WONOSARI, (KH),– Sejumlah pedagang kelontong di Pasar Argosari, Wonosari, Gunungkidul mengeluhkan tingginya harga garam dapur. Para pedagang mengaku kenaikan harga garam tidak rasional dan menjadi catatan sejarah.
Salah satu pedagang kelontong di Pasar Argosari Wonosari, Sulastri mengatakan, naiknya harga garam dapur ini bahkan terjadi setiap hari. Namun kenaikan harga garam tertinggi terjadi pada garam jenis grosok dari harga semula Rp. 20.000 per 20 kilogram, kini menjadi Rp. 100.000.
“Harga garam yang mencapai 100 ribu ini baru saya alami sekarang selama saya berdagang di Pasar Argosari ini,” terang Sulastri saat ditemui di lapaknya, Senin 24 Juli 2017.
Pemilik warung kelontong Sari Kepala tersebut mengatakan, kenaikan signifikan juga terjadi pada garam batangan. Garam yang biasa banyak digunakan ibu rumah tangga ini dijual dengan harga Rp. 77.000 per 10 biji. Harga ini naik 500 persen jika dibandingkan dengan harga dua bulan lalu.
“Garam merek Zebra ini awalnya setiap sepuluh pak hanya Rp. 10.000, naik lagi menjadi Rp. 25.000 , kemudian Rp. 33.000 dan sekarang harganya mencapai Rp. 77.000,” terangnya.
Tidak hanya kesulitan dalam memperoleh dagangan, naiknya harga garam ini juga menurunkan daya beli masyarakat. Jika awalnya masyarakat membeli 10 wadah untuk garam batangan kini hanya membeli dengan jumlah sedikit atau “ngecer”.
“Khusus untuk para pembeli yang digunakan untuk restoran, penjual es, kerupuk mau tidak mau meski harga melambung tinggi ya tetap beli. Karena tidak ada pengganti lain selain memakai garam ini,” terangnya.
Menurut alasan yang di terima oleh para distributor, produksi garam sedikit terganggu akan adanya musim kemarau. Padahal produksi garam membutuhkan cuaca yang panas. Namun sejumlah pedagang meminta pemerintah segera memberikan solusi atas tingganya harga garam tersebut.
“Jangan sampai tingginya harga garam ini hanya bagian dari permainan para tengkulak diatas sana,”
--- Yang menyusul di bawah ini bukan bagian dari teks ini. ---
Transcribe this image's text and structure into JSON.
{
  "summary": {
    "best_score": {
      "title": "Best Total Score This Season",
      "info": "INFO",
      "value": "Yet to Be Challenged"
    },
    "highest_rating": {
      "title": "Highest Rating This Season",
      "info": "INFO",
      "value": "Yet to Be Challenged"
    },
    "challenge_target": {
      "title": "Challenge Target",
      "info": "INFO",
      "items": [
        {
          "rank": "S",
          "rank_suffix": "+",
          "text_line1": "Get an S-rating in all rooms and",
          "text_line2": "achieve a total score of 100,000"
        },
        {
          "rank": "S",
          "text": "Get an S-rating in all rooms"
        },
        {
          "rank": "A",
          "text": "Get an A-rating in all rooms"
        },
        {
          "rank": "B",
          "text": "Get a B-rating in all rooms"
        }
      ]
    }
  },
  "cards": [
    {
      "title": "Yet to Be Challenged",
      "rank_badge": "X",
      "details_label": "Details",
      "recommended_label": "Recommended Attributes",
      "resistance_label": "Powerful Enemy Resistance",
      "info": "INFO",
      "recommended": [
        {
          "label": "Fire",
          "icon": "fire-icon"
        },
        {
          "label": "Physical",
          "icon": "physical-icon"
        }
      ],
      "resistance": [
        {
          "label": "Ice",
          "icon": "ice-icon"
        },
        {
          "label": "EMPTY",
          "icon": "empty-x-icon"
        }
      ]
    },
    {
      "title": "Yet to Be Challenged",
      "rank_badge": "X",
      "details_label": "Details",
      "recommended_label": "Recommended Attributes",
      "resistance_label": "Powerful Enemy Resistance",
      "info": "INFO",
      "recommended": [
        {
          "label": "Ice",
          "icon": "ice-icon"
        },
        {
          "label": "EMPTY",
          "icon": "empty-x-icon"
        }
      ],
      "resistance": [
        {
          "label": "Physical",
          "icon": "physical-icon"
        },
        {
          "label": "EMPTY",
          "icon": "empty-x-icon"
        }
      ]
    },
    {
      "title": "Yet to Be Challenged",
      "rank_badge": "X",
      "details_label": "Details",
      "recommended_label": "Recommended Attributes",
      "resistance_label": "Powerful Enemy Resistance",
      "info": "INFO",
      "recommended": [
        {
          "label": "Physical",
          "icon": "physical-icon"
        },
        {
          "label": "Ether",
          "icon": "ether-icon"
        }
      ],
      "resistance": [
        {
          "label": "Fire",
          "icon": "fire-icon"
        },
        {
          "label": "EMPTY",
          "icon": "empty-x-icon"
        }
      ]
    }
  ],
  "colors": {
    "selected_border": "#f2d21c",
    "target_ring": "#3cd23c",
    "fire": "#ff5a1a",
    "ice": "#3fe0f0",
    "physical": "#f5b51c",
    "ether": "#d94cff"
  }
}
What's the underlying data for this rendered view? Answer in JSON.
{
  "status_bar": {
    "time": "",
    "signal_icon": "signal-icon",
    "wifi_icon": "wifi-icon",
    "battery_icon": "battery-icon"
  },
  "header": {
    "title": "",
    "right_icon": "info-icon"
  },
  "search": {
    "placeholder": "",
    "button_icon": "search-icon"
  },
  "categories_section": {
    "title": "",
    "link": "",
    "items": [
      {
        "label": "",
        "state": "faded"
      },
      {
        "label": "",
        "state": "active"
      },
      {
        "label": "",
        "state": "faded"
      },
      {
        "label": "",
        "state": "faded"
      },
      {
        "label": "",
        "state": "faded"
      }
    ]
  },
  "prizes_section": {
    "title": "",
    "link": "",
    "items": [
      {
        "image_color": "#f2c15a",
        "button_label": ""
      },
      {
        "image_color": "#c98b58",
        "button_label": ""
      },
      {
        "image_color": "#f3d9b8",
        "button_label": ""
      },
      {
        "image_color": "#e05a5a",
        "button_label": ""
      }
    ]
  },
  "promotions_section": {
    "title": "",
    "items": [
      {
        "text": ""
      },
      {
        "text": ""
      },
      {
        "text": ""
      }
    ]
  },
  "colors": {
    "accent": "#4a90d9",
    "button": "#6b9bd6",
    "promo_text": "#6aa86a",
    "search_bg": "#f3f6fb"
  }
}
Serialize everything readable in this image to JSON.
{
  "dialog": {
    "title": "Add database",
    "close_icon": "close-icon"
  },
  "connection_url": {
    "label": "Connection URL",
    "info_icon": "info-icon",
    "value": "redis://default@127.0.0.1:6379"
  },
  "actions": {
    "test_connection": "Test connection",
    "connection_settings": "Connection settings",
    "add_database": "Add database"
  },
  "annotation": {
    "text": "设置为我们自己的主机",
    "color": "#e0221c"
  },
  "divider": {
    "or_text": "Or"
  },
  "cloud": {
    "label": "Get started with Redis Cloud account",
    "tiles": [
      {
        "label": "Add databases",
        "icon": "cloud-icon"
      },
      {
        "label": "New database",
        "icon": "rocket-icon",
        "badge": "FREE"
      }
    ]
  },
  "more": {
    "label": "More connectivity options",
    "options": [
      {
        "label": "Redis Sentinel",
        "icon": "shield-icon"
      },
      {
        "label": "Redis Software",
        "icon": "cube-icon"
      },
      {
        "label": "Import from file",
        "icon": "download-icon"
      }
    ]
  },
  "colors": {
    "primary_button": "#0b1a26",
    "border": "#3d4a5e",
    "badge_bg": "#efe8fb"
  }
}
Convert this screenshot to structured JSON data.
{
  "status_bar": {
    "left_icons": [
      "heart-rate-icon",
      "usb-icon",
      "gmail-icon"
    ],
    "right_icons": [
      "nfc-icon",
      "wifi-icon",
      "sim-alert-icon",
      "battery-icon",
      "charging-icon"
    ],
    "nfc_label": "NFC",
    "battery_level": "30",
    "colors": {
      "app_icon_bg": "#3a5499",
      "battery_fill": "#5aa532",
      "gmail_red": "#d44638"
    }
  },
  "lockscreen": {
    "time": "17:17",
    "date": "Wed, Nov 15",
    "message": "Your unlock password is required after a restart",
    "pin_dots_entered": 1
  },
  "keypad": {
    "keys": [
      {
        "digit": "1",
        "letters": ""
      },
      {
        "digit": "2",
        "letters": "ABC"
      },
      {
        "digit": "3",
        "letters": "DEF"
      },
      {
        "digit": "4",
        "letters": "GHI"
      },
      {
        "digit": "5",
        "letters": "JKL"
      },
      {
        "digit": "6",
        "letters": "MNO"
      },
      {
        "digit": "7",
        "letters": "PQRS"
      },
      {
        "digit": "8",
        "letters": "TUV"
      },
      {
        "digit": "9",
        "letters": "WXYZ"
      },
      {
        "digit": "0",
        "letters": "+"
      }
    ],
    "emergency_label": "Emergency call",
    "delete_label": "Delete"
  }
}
Sementara salah satu produsen kerupuk, warga Ponjong, Gunungkidul, Basuki mengatakan, meski harga garam terus melonjak, pihaknya tetap membeli karena garam merupakan salah satu bahan pokok dalam bumbu kerupuknya.
“Gak bisa diganti walaupun nanti harganya sampai Rp. 200.000 mau tidak mau ya tetep beli to,” jelasnya.
Terpisah kepala seksi Perlindungan Konsumen dan Kemetrologian, Dinas Perindustrian dan perdagangan Gunungkidul Supriyadi, SE., mengaku telah mendapat laporan tingginya harga garam tersebut. Namun pihaknya masih menunggu koordinasi dengan Pemprov DIY adanya temuan harga tersebut.
“Kita masih menunggu koordinasi dengan pihak pemrov karena kita tahu kita juga masih mengandalakan daerah lain untuk kebutuhan garam,” katanya. (Wibowo)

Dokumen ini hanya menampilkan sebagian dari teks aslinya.